Export orders fell for the third month in a row and at the sharpest pace since November 2018, amid slowing global demand. Both Washington and Beijing began imposing new tariffs on each other’s goods on Sunday.
The Caixin/Markit Manufacturing Purchasing Managers’ Index (PMI) for August rose to a five-month high of 50.4 from 49.9 in July, after two months of contraction. Economists polled by Reuters had expected a further dip to 49.8.
The 50-point level separates contraction from growth on a monthly basis.
China’s official factory data on Saturday showed manufacturing activity contracted for the fourth month in a row and by slightly more than expected. Forward-looking indicators in both surveys pointed to further weakness in the vast manufacturing sector, reinforcing expectations Beijing will need to roll out more support measures soon.

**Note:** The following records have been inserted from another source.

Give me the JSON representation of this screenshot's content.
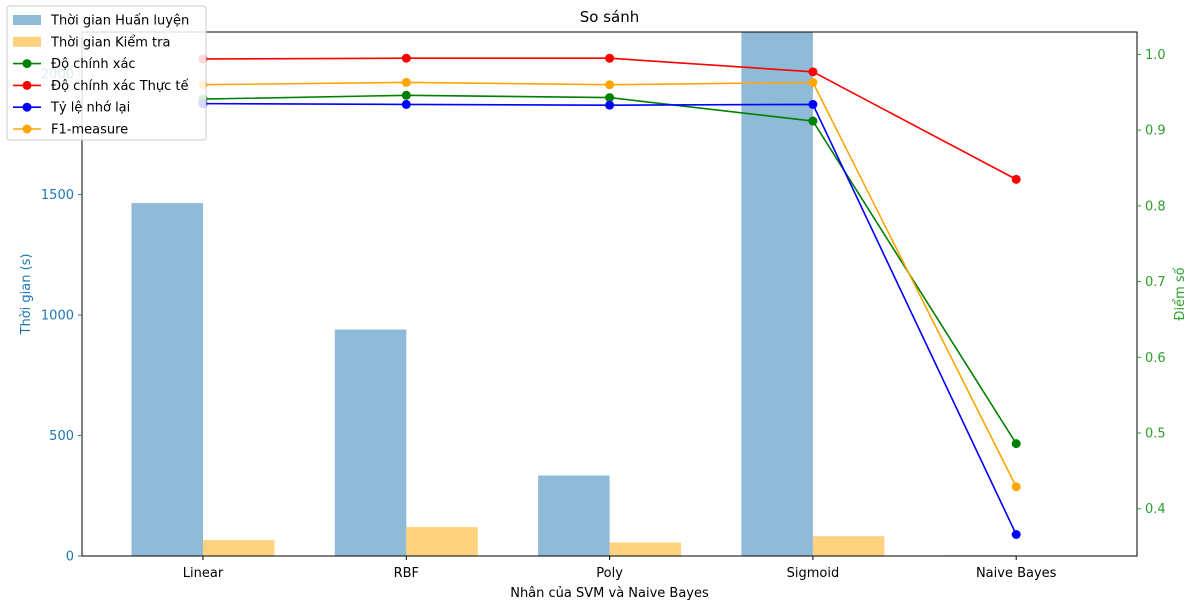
{
  "chart_data": {
    "type": "bar",
    "title": "So sánh",
    "xlabel": "Nhân của SVM và Naive Bayes",
    "ylabel_left": "Thời gian (s)",
    "ylabel_right": "Điểm số",
    "categories": [
      "Linear",
      "RBF",
      "Poly",
      "Sigmoid",
      "Naive Bayes"
    ],
    "ylim_left": [
      0,
      2175
    ],
    "ylim_right": [
      0.3376,
      1.0296
    ],
    "left_ticks": [
      0,
      500,
      1000,
      1500,
      2000
    ],
    "right_ticks": [
      0.4,
      0.5,
      0.6,
      0.7,
      0.8,
      0.9,
      1.0
    ],
    "left_tick_color": "#1f77b4",
    "right_tick_color": "#2ca02c",
    "bar_series": [
      {
        "name": "Thời gian Huấn luyện",
        "color": "#1f77b4",
        "opacity": 0.5,
        "values": [
          1465,
          940,
          334,
          2180,
          3
        ]
      },
      {
        "name": "Thời gian Kiểm tra",
        "color": "#ffa500",
        "opacity": 0.5,
        "values": [
          66,
          120,
          56,
          82,
          1
        ]
      }
    ],
    "line_series": [
      {
        "name": "Độ chính xác",
        "color": "#008000",
        "values": [
          0.941,
          0.946,
          0.943,
          0.912,
          0.486
        ]
      },
      {
        "name": "Độ chính xác Thực tế",
        "color": "#ff0000",
        "values": [
          0.994,
          0.995,
          0.995,
          0.977,
          0.835
        ]
      },
      {
        "name": "Tỷ lệ nhớ lại",
        "color": "#0000ff",
        "values": [
          0.935,
          0.934,
          0.933,
          0.934,
          0.366
        ]
      },
      {
        "name": "F1-measure",
        "color": "#ffa500",
        "values": [
          0.96,
          0.963,
          0.96,
          0.963,
          0.429
        ]
      }
    ],
    "legend_position": "upper-left",
    "grid": false
  }
}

“China’s economy showed signs of a short-term recovery, but downward pressure remains a long-term problem,” said Zhengsheng Zhong, Director of Macroeconomic Analysis at CEBM Group in a statement accompanying the survey release.
“Amid unstable Sino-American relations, China needs to step up countercyclical policies,” he said, referring to economic support measures.
August saw dramatic escalations in the year-long Sino-U.S. trade row, with President Donald Trump announcing early in the month that he would impose new tariffs on Chinese goods from September, and China letting its yuan currency fall sharply days later.
Beijing also hit back with retaliatory tariffs, but only drew further ire from Trump who then threatened to raise existing levies on virtually all Chinese goods imported into the United States.
The Chinese currency has lost more than 3% of its value against the dollar since August and has weakened about 12% since Washington unveiled China-specific levies in April last year. But analysts say the depreciation is giving exporters only some modest relief as global demand remains weak.
Confidence among Chinese manufacturers in August softened to a level that was among the lowest in the series history,
The economy stumbled more sharply than expected at the start of the third quarter, adding to expectations that Beijing needs to announce more stimulus to put a floor under sliding growth, which has cooled to near 30-year lows.
Total new orders — domestic and overseas — increased only marginally, but domestic demand showed some signs of improvement in a few areas. New business rose for consumer goods producers, but fell for intermediate and investment goods makers.
Labour market conditions improved, with the index for employment just below the neutral mark following four months of job shedding.
Average input costs fell for the first time in six months amid reports of falling raw material prices, helping to ease pressures on profit margins.
But companies also had to cut their selling prices for the second month running to win sales, with the rate of discounting the steepest since late 2015. Producer prices fell for the first time in three years in July, stoking worries about deflationary pressures.
So far, Beijing has relied on a combination of fiscal stimulus and monetary easing to weather the slowdown, including hundreds of billions of dollars in infrastructure spending and tax cuts for companies.
But investment has been slow to respond amid increasing uncertainty over the economic outlook, and many analysts believe further policy support is needed to prevent a deeper downturn.
They widely expect some key policy lending rates will be trimmed starting this month, especially after the launch of long-awaited rate reforms.